Most significantly, Wesley remarked that if following any one of these rules “is a cross to you, take it up, and you will find it a blessing.”
In other words, abandon self-assertion in your singing. It’s not about you.
Maybe we could say the same about not singing. Let not singing be a cross. Take it up. Find it a blessing.
We might, for instance, allow our willingness to accept not singing signify our lament. Our corporate silence can become an eloquent cry to God, a lament not only over the destruction and fear caused by a virus but also over the ways willful ignorance, incompetence, and malfeasance have compounded the tragedy.
“How can we sing the Lord’s songs in a strange land?” the Israelites cried out as their Babylonian captors enjoined them to sing. Christians today might make that ancient lament our own. As we watch how people’s impatience with quarantine is causing a kind of pandemic amnesia, maybe our silent lament can be a reminder: in this strange land of global pandemic, the destruction is deep, wide, and ongoing.
More fundamentally, our willingness not to sing can be an imitatio Christi, a letting go of prerogative, a faithful kenosis.
Paul used the story of Christ’s kenosis, his abandoning divine privilege and accepting the humility of a servant, as the climax of his encouragement to the Christians of Philippi to “look not to your own interests, but to the interests of others.” Christ’s own kenosis brought salvation, a word which comes from a Latin word that means to make safe or healthy. Our own self-denial around singing can be a way of looking out for the health of the members of our communities. It can be a way to make safe our gathering for worship.

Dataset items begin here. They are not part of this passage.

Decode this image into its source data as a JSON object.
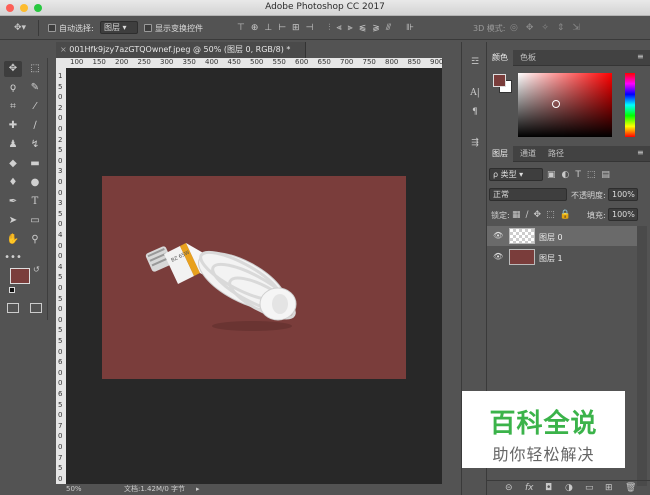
{
  "window": {
    "title": "Adobe Photoshop CC 2017"
  },
  "options_bar": {
    "auto_select_label": "自动选择:",
    "auto_select_value": "图层",
    "show_transform_label": "显示变换控件",
    "mode_3d_label": "3D 模式:"
  },
  "document": {
    "tab_title": "001Hfk9jzy7azGTQOwnef.jpeg @ 50% (图层 0, RGB/8) *",
    "ruler_h": [
      "100",
      "150",
      "200",
      "250",
      "300",
      "350",
      "400",
      "450",
      "500",
      "550",
      "600",
      "650",
      "700",
      "750",
      "800",
      "850",
      "900"
    ],
    "ruler_v": [
      "1",
      "5",
      "0",
      "2",
      "0",
      "0",
      "2",
      "5",
      "0",
      "3",
      "0",
      "0",
      "3",
      "5",
      "0",
      "4",
      "0",
      "0",
      "4",
      "5",
      "0",
      "5",
      "0",
      "0",
      "5",
      "5",
      "0",
      "6",
      "0",
      "0",
      "6",
      "5",
      "0",
      "7",
      "0",
      "0",
      "7",
      "5",
      "0"
    ],
    "canvas_color": "#7a3d3b",
    "zoom": "50%",
    "doc_info": "文档:1.42M/0 字节"
  },
  "color_panel": {
    "tabs": [
      "颜色",
      "色板"
    ],
    "foreground_color": "#7a3d3b",
    "background_color": "#ffffff"
  },
  "layers_panel": {
    "tabs": [
      "图层",
      "通道",
      "路径"
    ],
    "filter_label": "ρ 类型",
    "blend_mode": "正常",
    "opacity_label": "不透明度:",
    "opacity_value": "100%",
    "lock_label": "锁定:",
    "fill_label": "填充:",
    "fill_value": "100%",
    "layers": [
      {
        "name": "图层 0",
        "selected": true
      },
      {
        "name": "图层 1",
        "selected": false
      }
    ],
    "footer_fx": "fx"
  },
  "watermark": {
    "title": "百科全说",
    "subtitle": "助你轻松解决"
  }
}
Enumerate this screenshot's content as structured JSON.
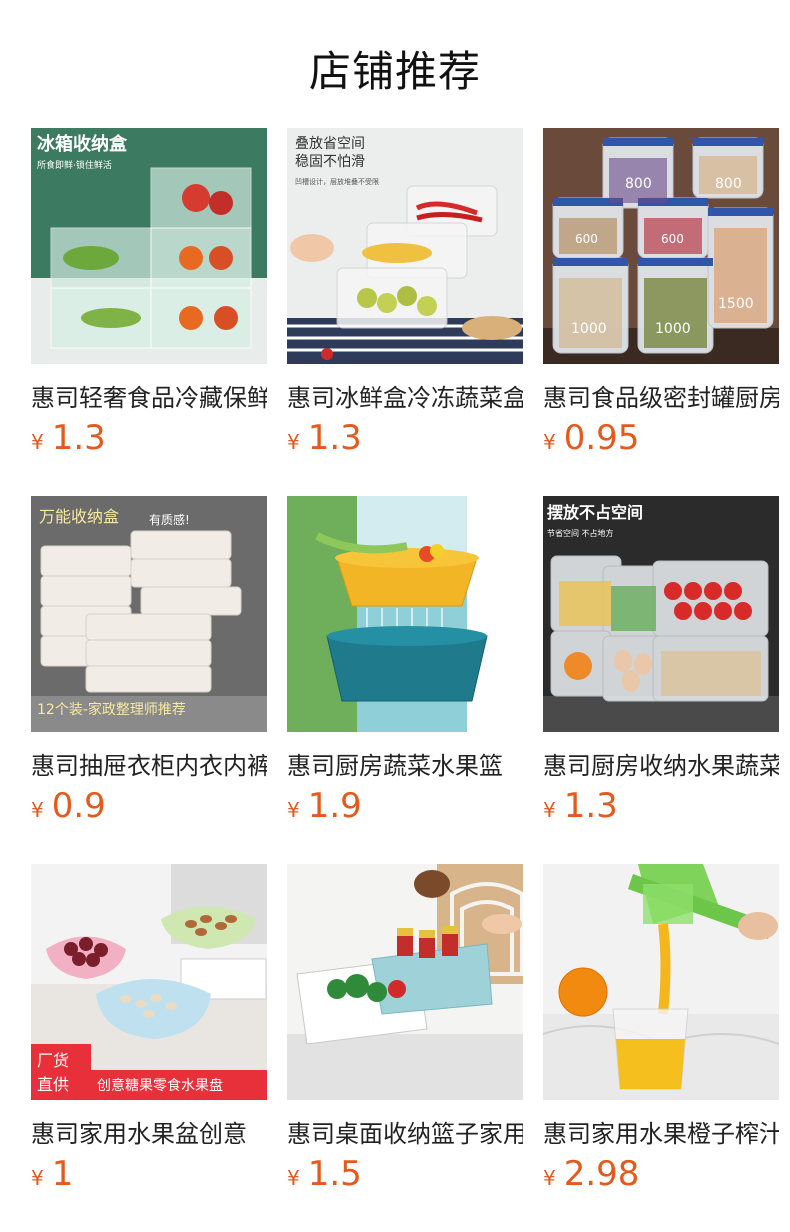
{
  "header": {
    "title": "店铺推荐"
  },
  "currency_symbol": "¥",
  "products": [
    {
      "name": "惠司轻奢食品冷藏保鲜盒",
      "price": "1.3",
      "image": {
        "overlay_title": "冰箱收纳盒",
        "overlay_sub": "所食即鲜·锁住鲜活"
      }
    },
    {
      "name": "惠司冰鲜盒冷冻蔬菜盒",
      "price": "1.3",
      "image": {
        "overlay_title": "叠放省空间",
        "overlay_title2": "稳固不怕滑",
        "overlay_sub": "凹槽设计，层放堆叠不受限"
      }
    },
    {
      "name": "惠司食品级密封罐厨房",
      "price": "0.95",
      "image": {
        "jar_labels": [
          "800",
          "800",
          "600",
          "600",
          "1000",
          "1000",
          "1500"
        ]
      }
    },
    {
      "name": "惠司抽屉衣柜内衣内裤收纳",
      "price": "0.9",
      "image": {
        "overlay_title": "万能收纳盒",
        "overlay_tag": "有质感!",
        "overlay_bottom": "12个装-家政整理师推荐"
      }
    },
    {
      "name": "惠司厨房蔬菜水果篮",
      "price": "1.9",
      "image": {}
    },
    {
      "name": "惠司厨房收纳水果蔬菜盒",
      "price": "1.3",
      "image": {
        "overlay_title": "摆放不占空间",
        "overlay_sub": "节省空间 不占地方"
      }
    },
    {
      "name": "惠司家用水果盆创意",
      "price": "1",
      "image": {
        "badge_line1": "厂货",
        "badge_line2": "直供",
        "overlay_bottom": "创意糖果零食水果盘"
      }
    },
    {
      "name": "惠司桌面收纳篮子家用",
      "price": "1.5",
      "image": {}
    },
    {
      "name": "惠司家用水果橙子榨汁器",
      "price": "2.98",
      "image": {}
    }
  ]
}
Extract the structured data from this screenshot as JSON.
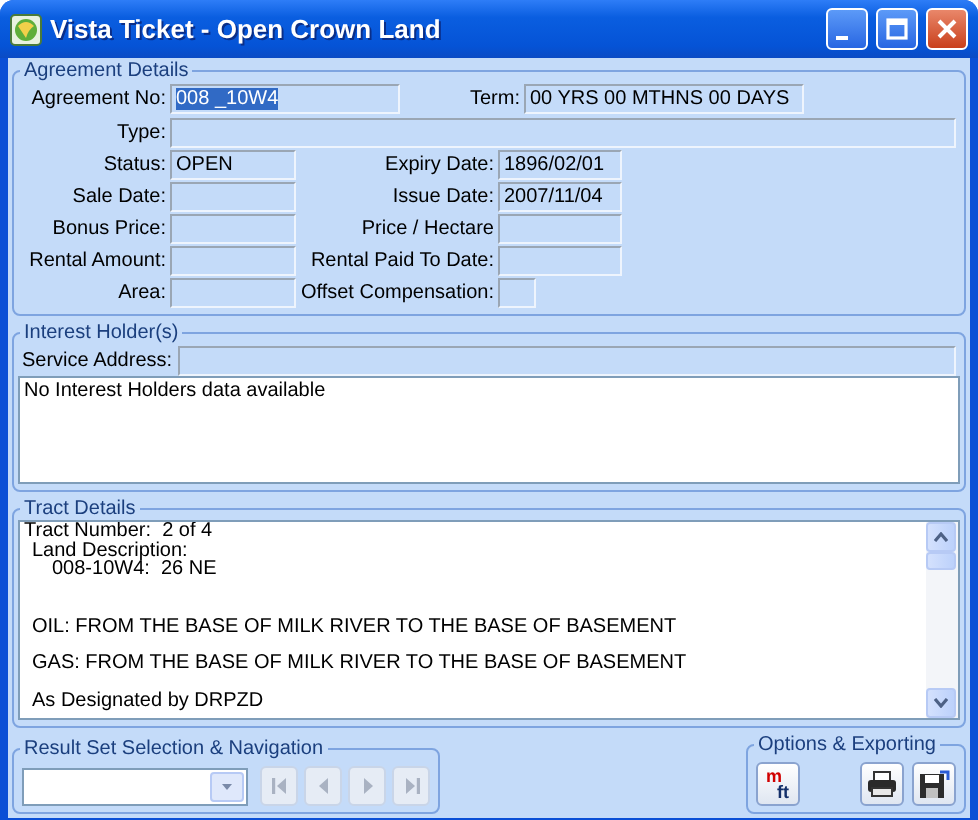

It’s the same reason we will cover our faces with masks, pass the peace without touching, and position unsightly hand sanitizing stations around our sanctuaries. Because Christians look not to their own interests but to the interests of others. Because there are no Christian entitlements.
As Wesley said, “If it is a cross to you, take it up, and you will find it a blessing.”
I will still sing. I will sing lustily. I will sing at my own tempo. I will not sing modestly. I will pray with this instrument that is my body. How can I keep from singing?
But I will do it from the comfort of my home. My family will not be pleased. I can only hope God will.
And when we gather with others, we can become an image of Christ by keeping our hymnals shut. In this way our worshipful silence might become both a lament and somehow, by God’s grace, a song of praise.
A version of this article appears in the print edition under the title “Not lifting our voices.”